- Assassin’s Creed 3
- CLR [rating:3.0]
Release Date: October 30th (X360, PS3) – November 30th (Win, Wii U), 2012
Platform: Xbox 360, Playstation 3, Windows PC, Wii U
Developer: Ubisoft Montreal
Publisher: Ubisoft Inc.
Genre: Open World Swashbuckling Adventure
ESRB: M for Mature
Campaign Running Time: 25-50 Hours + Multiplayer
Auteurs Attached: Alex Hutchinson, Corey May, & the specter of Patrice Desilets
‘Lost’ in the Wilderness of Sloppy Execution(s).
Looking back, it’s been a decidedly depressing year for the number 3 in gaming. In March we had Mass Effect 3, a once-great trilogy concluding quite unexpectedly as a whimpering failure to an unprecedented level of ire. This was followed in May, with Max Payne 3, which was actually quite good but embraced depression (alcoholic in nature) as its primary theme, and then Diablo 3, which embraced World of Warcraft as its primary theme and was a categorical disappointment, at least compared to the prestige of its predecessors.
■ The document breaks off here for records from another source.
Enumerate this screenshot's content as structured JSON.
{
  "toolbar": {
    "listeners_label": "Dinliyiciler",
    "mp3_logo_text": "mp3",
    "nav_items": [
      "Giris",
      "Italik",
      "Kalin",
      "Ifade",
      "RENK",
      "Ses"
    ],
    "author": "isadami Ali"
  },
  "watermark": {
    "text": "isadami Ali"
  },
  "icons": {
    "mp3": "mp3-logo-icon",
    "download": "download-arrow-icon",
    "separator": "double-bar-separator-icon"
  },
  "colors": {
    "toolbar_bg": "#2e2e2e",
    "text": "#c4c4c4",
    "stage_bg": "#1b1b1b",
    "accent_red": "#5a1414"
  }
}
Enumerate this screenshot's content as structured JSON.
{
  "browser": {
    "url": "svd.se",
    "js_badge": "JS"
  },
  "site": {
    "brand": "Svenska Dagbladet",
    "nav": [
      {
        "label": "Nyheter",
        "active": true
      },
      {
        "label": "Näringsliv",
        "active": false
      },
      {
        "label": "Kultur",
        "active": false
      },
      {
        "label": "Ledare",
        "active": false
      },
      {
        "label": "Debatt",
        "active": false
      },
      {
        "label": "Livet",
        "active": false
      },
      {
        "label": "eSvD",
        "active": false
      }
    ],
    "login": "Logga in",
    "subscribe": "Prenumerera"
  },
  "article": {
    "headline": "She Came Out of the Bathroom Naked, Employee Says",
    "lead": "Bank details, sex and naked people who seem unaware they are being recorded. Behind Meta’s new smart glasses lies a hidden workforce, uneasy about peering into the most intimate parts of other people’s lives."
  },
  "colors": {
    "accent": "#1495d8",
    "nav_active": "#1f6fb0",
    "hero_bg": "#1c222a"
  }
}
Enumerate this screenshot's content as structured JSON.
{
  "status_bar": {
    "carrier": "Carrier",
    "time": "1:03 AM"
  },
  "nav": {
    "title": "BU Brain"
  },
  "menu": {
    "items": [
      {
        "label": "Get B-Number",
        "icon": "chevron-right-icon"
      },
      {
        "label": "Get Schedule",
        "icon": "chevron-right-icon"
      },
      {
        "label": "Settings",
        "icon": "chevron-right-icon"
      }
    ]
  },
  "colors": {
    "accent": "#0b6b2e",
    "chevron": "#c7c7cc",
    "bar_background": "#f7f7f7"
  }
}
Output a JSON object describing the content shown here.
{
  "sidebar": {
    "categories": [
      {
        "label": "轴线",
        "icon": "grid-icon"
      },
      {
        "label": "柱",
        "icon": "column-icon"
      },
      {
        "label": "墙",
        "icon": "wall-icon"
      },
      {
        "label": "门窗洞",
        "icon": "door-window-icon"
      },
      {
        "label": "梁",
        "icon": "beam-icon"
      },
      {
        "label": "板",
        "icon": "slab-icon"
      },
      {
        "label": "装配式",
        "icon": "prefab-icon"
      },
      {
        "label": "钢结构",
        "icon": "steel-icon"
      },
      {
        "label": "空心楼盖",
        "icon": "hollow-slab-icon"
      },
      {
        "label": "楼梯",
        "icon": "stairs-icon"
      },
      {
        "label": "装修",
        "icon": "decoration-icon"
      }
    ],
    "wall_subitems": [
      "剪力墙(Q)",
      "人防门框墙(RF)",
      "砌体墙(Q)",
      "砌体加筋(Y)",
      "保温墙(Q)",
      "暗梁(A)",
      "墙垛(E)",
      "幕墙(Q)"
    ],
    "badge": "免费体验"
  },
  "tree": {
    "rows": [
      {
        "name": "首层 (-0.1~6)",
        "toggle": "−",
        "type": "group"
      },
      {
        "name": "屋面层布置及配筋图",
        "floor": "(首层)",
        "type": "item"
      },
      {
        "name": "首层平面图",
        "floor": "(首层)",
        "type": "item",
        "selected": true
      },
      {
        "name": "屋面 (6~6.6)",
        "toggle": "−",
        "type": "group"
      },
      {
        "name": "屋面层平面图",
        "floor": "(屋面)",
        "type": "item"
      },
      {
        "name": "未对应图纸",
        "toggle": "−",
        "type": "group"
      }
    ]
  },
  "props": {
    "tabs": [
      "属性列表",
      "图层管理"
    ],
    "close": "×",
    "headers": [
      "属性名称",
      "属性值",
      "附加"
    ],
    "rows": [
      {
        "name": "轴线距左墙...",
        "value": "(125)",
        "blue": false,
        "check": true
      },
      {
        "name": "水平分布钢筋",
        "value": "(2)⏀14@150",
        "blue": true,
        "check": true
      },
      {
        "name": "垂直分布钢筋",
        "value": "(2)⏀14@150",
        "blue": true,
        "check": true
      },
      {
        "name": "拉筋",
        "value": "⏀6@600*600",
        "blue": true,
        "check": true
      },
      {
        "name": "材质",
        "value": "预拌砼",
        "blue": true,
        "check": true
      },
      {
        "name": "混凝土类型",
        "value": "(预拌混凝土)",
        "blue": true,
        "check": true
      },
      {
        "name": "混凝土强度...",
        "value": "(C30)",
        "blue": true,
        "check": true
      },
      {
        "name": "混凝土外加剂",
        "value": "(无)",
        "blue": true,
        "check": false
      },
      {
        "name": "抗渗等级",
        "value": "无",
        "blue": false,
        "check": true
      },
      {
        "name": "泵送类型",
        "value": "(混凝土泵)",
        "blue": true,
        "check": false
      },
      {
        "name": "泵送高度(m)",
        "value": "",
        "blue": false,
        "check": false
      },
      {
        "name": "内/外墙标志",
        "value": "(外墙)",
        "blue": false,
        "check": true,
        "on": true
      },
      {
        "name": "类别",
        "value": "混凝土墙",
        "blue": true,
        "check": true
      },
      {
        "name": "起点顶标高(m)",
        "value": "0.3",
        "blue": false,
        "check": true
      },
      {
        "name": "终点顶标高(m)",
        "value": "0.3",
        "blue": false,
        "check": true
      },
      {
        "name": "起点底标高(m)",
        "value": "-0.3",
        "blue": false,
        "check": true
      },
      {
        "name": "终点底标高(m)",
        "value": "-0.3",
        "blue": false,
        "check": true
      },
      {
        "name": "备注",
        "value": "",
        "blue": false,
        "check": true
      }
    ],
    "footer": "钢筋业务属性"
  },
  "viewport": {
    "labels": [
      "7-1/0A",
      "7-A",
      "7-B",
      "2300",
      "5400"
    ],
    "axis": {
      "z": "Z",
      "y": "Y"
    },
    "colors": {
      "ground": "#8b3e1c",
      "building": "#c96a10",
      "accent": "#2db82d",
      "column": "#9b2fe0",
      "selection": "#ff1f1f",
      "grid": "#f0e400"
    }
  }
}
Not to be superstitious, but it seems the second prime number is cursed to herald woe, whether intentional or not. Now as we enter the final stretch of the year, a fourth third game is released (well, technically the fifth entry since Ubisoft pulled a Nintendo and milked their Italian protagonist for all he was worth), Assassin’s Creed 3. Considering both the ill omens, the fact that the last AC I played, Brotherhood, convinced me that the series was falling prey to creative stagnation faster than a Capcom franchise, and reports that its sequel, Revelations, only confirmed that suspicion, I can safely say my despondency sense was tingling!
Yet that’s a bit hasty, isn’t it?
After all Assassin’s Creed 3, unlike the previous two entries, is a full-fledged sequel rather than merely an oversized expansion pack. With a new protagonist, a new time period, and even a new engine called “Anvil Next,” (presumably better than the “Anvil Last” and “Big Rock We Hammer Stuff On” engines of the past) there was always a chance that Ubisoft would recognize some of the the glaring faults of the Renaissance Era Creed games. That they could follow the game’s fiction themselves and learn from the past entries rather than blindly dwell in their successes while charging forward intent on repeating them, right?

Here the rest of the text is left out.